Certains chefs syndicaux et leaders d'affaires, de même que le Nouveau Parti démocratique (NPD), ont déjà soutenu qu'il était inéquitable que les entreprises canadiennes soient soumises à plus de taxes et de réglementations que des entreprises numériques étrangères comme Netflix et Google.

Plusieurs voix se sont élevées pour critiquer l'absence d'action du gouvernement dans le budget fédéral, dévoilé mardi, pour s'attaquer à ce qu'elles perçoivent comme des règles du jeu inéquitables.

M. Trudeau a affirmé que le gouvernement avait conscience que le «commerce en ligne à l'international est en train de prendre plus d'ampleur», et que c'est pour cette raison qu'il avait «investi 25 millions $» pour que Statistique Canada étudie «les options et les possibilités».

Le premier ministre a martelé que le gouvernement n'augmenterait pas «les taxes sur les contribuables pour des services en ligne».

«Nous, on se préoccupe des Canadiens, des Québécois, des citoyens, et non, on ne va pas augmenter les taxes sur ces citoyens, malgré ce que le NPD, ce que différents gens réclament, on ne va pas augmenter les taxes sur les contribuables», a-t-il déclaré après avoir été appelé à dire par les journalistes s'il y avait iniquité fiscale dans ce domaine.

Le Syndicat canadien de la fonction publique (SCFP) a critiqué le budget fédéral pour avoir maintenu des échappatoires qui causent du tort aux entreprises canadiennes, particulièrement dans le secteur culturel.

«Les médias et l'industrie culturelle du pays souffrent gravement des échappatoires fiscales qui favorisent les entreprises et les plateformes numériques étrangères au détriment des producteurs et des travailleurs canadiens.
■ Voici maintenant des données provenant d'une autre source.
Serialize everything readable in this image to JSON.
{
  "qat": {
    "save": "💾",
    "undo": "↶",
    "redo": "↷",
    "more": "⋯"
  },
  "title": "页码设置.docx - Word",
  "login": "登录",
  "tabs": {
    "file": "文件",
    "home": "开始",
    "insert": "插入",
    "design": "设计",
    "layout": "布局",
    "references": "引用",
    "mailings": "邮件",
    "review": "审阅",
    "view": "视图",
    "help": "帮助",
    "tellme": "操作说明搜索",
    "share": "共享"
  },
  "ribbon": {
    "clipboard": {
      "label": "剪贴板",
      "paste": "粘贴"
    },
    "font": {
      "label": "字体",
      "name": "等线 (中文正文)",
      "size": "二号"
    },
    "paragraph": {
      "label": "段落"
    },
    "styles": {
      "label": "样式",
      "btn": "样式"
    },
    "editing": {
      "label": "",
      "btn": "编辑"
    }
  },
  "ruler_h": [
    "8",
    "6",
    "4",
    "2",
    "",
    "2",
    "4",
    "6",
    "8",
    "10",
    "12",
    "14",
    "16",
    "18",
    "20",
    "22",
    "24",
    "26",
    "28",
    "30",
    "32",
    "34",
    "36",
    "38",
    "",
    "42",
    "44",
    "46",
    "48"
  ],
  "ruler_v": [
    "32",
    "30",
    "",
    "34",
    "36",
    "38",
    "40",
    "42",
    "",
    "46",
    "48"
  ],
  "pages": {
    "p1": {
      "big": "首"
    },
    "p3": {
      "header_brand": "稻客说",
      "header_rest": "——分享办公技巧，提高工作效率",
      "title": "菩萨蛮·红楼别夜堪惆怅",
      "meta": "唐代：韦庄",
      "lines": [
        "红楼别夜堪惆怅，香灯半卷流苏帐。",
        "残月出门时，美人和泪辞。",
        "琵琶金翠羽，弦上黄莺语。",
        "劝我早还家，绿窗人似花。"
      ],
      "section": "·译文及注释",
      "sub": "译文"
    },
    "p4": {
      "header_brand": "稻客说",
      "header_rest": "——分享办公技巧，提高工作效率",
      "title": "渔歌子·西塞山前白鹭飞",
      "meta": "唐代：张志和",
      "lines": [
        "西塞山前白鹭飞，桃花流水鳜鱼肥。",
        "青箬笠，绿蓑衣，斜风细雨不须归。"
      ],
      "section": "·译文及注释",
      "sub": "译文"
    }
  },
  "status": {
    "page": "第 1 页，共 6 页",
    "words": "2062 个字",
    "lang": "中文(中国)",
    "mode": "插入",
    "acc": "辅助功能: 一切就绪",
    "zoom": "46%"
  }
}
Le gouvernement fédéral y perd au bas mot un milliard de dollars en revenus», a dit le syndicat par communiqué, mardi.

«Le SCFP a demandé au fédéral d'exiger que les géants du numérique comme Uber, Google et Facebook perçoivent et versent les taxes de vente, comme toutes les autres entreprises, mais il n'y a rien dans le budget 2018 à cet effet», a-t-on ajouté.

L'enjeu est particulièrement intense au Québec, où les critiques ont été virulentes à l'endroit d'une entente du gouvernement fédéral avec Netflix conclue en 2017 qui prévoit des investissements de 500 millions $ sur cinq ans du géant en ligne, mais qui ne prévoit par ailleurs pas le paiement de taxes de vente.

Les partis politiques au Québec ont voté à l'unanimité l'automne dernier sur une motion pour imposer la taxe de vente provinciale aux entreprises étrangères qui offrent des produits et des services en ligne, particulièrement dans le secteur culturel, dès que possible.

De passage dans le quartier Pointe-Saint-Charles, M. Trudeau s'est aussi fait questionner sur les compétences du Québec relativement à de nouveaux programmes fédéraux, tel que le congé de paternité de cinq semaines, déjà en vigueur dans la province.

Concernant de possibles compensations financières pour le Québec relativement à ce programme — de même que pour un éventuel régime d'assurance-médicaments pancanadien à l'étude —, le premier ministre n'a pas répondu directement à la question.

«On reconnaît que différentes provinces ont différentes approches, dans plusieurs de ces programmes, mais on va toujours être là pour travailler avec (elles), et injecter de nouvelles (sommes) dans ces programmes-là, avec la collaboration et le partenariat (du) gouvernement du Québec», a dit M. Trudeau.